The Trump administration has been under fire for inadvertently including Jeffrey Goldberg, Atlantic editor-in-chief, in a group chat divulging highly classified military information. This chat discussed plans for American strikes on Yemen and the identity of an undercover CIA agent, among other things.
While these have been some of the biggest revelations from the recent chat leaks, many more subjects were discussed. Here are some of the other revelations the leaks provided.
A strike on California was considered
California, one of the most liberal states in the country, was considered a possible target for a military airstrike. Secretary of Defense Pete Hegseth said destroying California may guarantee the Republicans win every election for the foreseeable future, but was not sure how to do it.
“Is there any way we can crash a plane with a nuke onboard in like Los Angeles and make it look like an accident?” Hegseth said. “I mean, with all the other plane crashes in the last few months, who’d think anything of it?”

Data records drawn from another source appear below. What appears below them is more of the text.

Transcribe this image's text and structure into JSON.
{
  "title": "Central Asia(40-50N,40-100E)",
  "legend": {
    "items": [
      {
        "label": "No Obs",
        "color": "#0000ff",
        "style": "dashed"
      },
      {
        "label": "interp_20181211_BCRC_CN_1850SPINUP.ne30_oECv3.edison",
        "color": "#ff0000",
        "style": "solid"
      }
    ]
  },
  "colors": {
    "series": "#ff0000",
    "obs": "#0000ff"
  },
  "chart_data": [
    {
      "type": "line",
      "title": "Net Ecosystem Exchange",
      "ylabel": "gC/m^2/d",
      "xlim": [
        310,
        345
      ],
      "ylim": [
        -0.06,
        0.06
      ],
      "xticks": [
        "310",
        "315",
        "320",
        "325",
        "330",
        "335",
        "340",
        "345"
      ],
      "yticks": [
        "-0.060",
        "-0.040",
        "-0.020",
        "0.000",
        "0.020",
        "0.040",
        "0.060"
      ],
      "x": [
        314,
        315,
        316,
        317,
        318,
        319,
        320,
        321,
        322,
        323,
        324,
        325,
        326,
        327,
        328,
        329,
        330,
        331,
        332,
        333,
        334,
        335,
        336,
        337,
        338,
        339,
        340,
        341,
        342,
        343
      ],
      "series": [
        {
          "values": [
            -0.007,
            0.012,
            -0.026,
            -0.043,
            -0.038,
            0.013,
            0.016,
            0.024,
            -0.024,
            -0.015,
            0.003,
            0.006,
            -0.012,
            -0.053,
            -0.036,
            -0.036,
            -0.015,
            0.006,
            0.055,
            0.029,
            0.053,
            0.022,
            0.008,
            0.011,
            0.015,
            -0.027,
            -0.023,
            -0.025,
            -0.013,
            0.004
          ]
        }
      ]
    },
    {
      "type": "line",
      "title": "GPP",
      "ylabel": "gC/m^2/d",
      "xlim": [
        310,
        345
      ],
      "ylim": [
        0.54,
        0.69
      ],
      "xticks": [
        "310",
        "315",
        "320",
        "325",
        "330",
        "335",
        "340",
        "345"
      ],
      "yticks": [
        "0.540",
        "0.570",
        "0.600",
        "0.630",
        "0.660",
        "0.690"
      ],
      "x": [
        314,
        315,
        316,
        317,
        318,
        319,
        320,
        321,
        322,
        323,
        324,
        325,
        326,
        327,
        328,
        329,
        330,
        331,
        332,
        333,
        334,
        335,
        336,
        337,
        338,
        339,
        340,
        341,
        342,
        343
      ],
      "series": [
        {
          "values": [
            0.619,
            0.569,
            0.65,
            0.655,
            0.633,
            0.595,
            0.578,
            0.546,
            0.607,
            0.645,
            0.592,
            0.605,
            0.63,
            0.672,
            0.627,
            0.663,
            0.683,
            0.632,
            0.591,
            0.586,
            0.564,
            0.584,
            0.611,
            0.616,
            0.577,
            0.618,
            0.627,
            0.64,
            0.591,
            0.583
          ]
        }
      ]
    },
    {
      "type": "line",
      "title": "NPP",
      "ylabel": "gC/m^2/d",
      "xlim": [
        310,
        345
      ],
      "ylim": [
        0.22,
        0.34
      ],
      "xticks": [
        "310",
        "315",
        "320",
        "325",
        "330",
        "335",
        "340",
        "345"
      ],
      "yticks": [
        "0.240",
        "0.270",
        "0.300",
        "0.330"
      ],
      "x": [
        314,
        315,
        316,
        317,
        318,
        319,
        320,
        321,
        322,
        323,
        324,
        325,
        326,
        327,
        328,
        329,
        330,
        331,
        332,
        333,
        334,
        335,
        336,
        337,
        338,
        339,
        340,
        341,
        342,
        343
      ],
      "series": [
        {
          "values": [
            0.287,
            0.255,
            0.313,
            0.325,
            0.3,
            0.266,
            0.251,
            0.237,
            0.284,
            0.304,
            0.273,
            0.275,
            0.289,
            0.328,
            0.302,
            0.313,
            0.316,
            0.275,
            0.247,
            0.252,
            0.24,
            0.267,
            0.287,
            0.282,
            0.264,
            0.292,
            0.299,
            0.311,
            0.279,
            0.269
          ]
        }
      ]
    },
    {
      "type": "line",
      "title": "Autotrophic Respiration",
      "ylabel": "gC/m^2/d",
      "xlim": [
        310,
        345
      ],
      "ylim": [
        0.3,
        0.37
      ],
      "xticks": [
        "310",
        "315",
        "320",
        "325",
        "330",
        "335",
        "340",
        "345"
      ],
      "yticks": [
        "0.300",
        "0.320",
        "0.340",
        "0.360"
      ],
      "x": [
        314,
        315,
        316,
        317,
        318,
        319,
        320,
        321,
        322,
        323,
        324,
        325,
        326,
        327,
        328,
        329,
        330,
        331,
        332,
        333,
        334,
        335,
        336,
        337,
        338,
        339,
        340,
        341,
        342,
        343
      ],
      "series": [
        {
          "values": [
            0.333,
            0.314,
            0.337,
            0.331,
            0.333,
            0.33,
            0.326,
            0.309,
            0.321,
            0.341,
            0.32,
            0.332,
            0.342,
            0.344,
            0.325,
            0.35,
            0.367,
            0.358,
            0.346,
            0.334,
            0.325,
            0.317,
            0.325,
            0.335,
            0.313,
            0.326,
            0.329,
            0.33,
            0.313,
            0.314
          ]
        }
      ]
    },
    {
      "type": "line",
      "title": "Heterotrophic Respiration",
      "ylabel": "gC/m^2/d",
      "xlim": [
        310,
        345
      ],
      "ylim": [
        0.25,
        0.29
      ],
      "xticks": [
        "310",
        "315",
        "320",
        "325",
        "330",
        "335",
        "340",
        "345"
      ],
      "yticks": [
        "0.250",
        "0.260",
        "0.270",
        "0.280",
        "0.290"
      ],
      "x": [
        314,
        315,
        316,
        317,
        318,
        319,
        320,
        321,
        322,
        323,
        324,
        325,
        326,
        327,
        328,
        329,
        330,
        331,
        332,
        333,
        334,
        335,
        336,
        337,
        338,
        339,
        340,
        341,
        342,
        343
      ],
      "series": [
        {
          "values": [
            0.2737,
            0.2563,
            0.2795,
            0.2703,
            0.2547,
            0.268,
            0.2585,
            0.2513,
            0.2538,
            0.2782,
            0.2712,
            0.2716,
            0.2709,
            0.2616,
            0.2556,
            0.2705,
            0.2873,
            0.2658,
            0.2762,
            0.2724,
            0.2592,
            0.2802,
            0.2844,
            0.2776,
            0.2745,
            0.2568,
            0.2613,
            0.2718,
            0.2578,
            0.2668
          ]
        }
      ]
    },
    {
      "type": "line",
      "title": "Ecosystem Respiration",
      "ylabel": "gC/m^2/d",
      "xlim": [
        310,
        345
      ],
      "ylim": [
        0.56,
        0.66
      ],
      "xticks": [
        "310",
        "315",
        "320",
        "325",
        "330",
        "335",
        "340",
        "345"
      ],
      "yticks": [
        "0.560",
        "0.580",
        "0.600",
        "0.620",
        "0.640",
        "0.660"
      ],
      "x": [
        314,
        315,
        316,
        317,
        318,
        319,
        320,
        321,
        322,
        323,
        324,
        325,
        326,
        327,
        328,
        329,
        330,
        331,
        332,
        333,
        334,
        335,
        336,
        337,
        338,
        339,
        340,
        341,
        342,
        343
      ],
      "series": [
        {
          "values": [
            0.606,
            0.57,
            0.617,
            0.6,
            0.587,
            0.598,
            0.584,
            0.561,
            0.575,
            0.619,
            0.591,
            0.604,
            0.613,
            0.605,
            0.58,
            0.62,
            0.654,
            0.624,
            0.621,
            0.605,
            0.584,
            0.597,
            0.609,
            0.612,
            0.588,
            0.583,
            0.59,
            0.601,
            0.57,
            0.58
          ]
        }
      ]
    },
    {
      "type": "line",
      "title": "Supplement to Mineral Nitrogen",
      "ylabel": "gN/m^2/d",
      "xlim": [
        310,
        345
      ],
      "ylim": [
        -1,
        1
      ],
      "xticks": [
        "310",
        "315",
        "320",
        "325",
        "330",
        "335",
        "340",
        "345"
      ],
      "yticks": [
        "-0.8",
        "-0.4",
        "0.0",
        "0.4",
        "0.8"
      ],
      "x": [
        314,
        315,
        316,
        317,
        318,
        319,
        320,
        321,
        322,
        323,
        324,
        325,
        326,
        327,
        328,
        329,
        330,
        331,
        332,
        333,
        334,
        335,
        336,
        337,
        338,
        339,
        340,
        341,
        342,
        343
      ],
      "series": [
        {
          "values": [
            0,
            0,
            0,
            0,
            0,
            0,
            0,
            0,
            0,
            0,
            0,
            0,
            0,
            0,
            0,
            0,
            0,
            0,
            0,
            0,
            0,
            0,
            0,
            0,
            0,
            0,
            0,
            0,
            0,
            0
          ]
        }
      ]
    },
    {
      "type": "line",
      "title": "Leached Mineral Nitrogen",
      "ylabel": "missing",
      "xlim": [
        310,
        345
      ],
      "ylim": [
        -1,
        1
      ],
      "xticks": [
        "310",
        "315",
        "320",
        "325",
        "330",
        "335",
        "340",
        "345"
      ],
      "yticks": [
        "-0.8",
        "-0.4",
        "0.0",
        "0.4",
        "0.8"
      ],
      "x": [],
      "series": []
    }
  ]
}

Marco Rubio has a crush on Pam Bondi
Who would have guessed the next big celebrity couple would be none other than the Secretary of State and the Attorney General? Well, according to these chats, if Marco Rubio grows a pair, he may just ask out Pam Bondi.
“She’s sooooooo hot man. I kept staring at her during the last cabinet meeting. I hope she didn’t notice,” Rubio said. “I’m not gonna ask her out though. She’d never like a nerd like me…”
Hegseth offered Rubio some words of encouragement.
“Bro, I was talking to Linda [McMahon] earlier and she said Pam totally thinks you’re cute,” he said. “You got to ask her out dude. Ask if she wants to come over and watch a movie or something. The worst she can say is no.”
JD Vance is not a fan of the memes
If you have been on the internet recently then you have definitely seen the memes editing pictures of JD Vance to look funny. Despite his claims that he enjoys the jokes, the group chat paints a different picture.
“I’m sorry I was crying at the last meeting guys,” Vance said. “That dumb broad [his wife] sent me one of the memes and it made me sad. It’s like, if I were to die would anyone care? Life just has no meeting anymore. My only joy in life is knowing you guys like me, right?”
Hegseth did not respond and quickly changed the subject.
They are planning a sleepover at the White House
For those upset with all the tragic stories coming out of the news recently, perhaps you can find some solace in the fact that Hegseth is planning a sleepover at the White House that should be, as in his words, “infinitely excellent.”
“We’re gonna play Call of Duty until 2 a.m. and drink like six gallons of Mug Root Beer,” he said. “Bring your sleeping bag and a bag of chips to the White House after work Friday. Also, Donald and Elon should be able to come, so it’ll be awsum!!! [sic]”
If the sleepover goes according to plan, the boys will also watch “The Shining” because “there’s a naked chick in it and it rules” and will have a Nerf gun fight where the loser has to lick a toilet seat.
Vance regretfully told the chat he would be unable to make it, because his wife wants him to vacuum the house. The chat did not react in any way to Vance saying he cannot make it.